Uçum'dan, Kurtulmuş'a 'Anayasa' yanıtı: 'Referanduma sunulmadan yürürlüğe girmesi çok su götürür ve sorunludur'

TBMM Başkanı Numan Kurtulmuş, yeni anayasanın tartışılacağı yerin Meclis çatısı olduğunudile getirdiği ifadelerine Cumhurbaşkanı başdanışmanı Uçum yanıt verdi: "Referanduma sunulmadan yürürlüğe girmesine yönelik görüş çok su götürür ve sorunludur."
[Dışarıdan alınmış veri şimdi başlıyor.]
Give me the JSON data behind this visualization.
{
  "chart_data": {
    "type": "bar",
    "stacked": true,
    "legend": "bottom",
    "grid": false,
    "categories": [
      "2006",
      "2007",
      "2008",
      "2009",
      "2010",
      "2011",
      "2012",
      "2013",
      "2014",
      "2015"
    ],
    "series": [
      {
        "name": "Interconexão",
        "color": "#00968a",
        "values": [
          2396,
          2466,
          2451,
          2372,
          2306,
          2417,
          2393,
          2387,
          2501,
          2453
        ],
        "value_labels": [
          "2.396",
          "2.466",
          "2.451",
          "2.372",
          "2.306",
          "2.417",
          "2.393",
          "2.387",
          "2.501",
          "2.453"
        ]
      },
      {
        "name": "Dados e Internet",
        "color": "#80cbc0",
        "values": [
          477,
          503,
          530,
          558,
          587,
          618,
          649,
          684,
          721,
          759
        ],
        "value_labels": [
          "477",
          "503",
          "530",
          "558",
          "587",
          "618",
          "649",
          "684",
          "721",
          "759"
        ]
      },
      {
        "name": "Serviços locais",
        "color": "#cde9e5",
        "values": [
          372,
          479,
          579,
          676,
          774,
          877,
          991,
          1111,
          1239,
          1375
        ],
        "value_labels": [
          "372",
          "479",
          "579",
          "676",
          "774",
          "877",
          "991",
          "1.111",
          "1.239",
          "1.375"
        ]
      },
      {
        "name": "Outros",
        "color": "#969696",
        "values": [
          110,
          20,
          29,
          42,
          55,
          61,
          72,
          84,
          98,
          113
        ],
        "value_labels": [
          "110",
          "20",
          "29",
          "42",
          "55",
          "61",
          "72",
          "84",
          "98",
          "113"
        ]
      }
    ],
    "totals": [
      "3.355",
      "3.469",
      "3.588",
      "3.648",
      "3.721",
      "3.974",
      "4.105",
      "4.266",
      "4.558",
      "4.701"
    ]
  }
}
Uçum'dan, Kurtulmuş'a 'Anayasa' yanıtı: 'Referanduma sunulmadan yürürlüğe girmesi çok su götürür ve sorunludur'

Artı Gerçek - Cumhurbaşkanı Başdanışmanı ve Cumhurbaşkanlığı Hukuk Politikaları Kurulu Başkanvekili Mehmet Uçum, "Tartışma yeri TBMM. Süreci kimsenin zehirlemesine müsaade edilmemeli" açıklamalarına sosyal medya hesabı üzerinden cevap verdi.
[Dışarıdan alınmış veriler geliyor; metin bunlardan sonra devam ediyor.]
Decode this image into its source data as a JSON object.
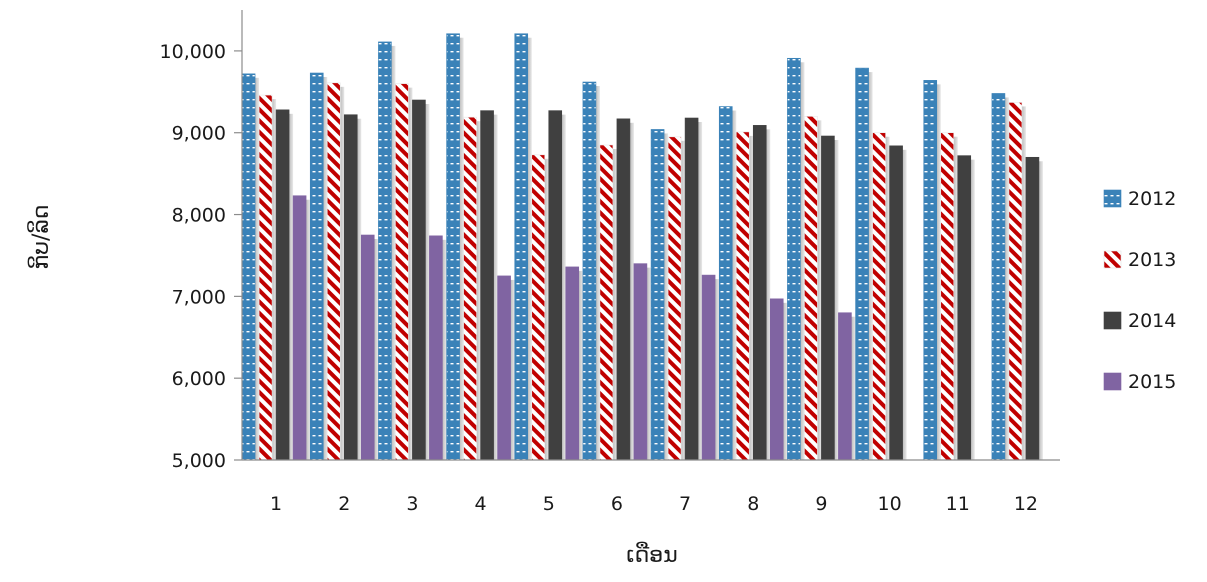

Paylaşımında, "Yeni anayasayı kanun olarak yapmak münhasıran TBMM’ye aittir" ifadelerini kullanan Uçum, "Hiç kimse, hiç bir merci TBMM’nin yeni anayasa yapma yetkisini tartışamaz, bu yetkiye ortak olamaz. Sadece Cumhurbaşkanı yeni anayasa kanununu Meclise geri gönderme ve/veya zorunlu yahut ihtiyari olarak referanduma sunma yetkileriyle sürece dahil olur. Ancak sistemin böyle olması diğer devlet kuruluşlarının ve toplumun yeni anayasa konusunda görüş açıklamasına, sürece ilişkin düşüncelerini paylaşmasına, tartışmalara katılmasına engel değildir. TBMM’nin sistemdeki rolü kanun tekeline sahip olmaktır, fikrin tekeline değil. Fikir sahibi her kurum, kuruluş, sosyal kesim, sivil toplum, demokratik siyasi mecralar tabiki fikirlerini ifade edecektir, her türlü yasama sürecine katkı yapmak isteyecektir ve katkı da yapacaktır. Bu durum vatandaş inisiyatifli demokratik bir toplum olmanın asgari gereğidir. Yeni anayasa sürecinin fikri boyutunu ve fikri çalışmalarını sadece Meclisle sınırlamak hiç kimsenin kabul edeceği, uygun göreceği bir yaklaşım olamaz" dedi.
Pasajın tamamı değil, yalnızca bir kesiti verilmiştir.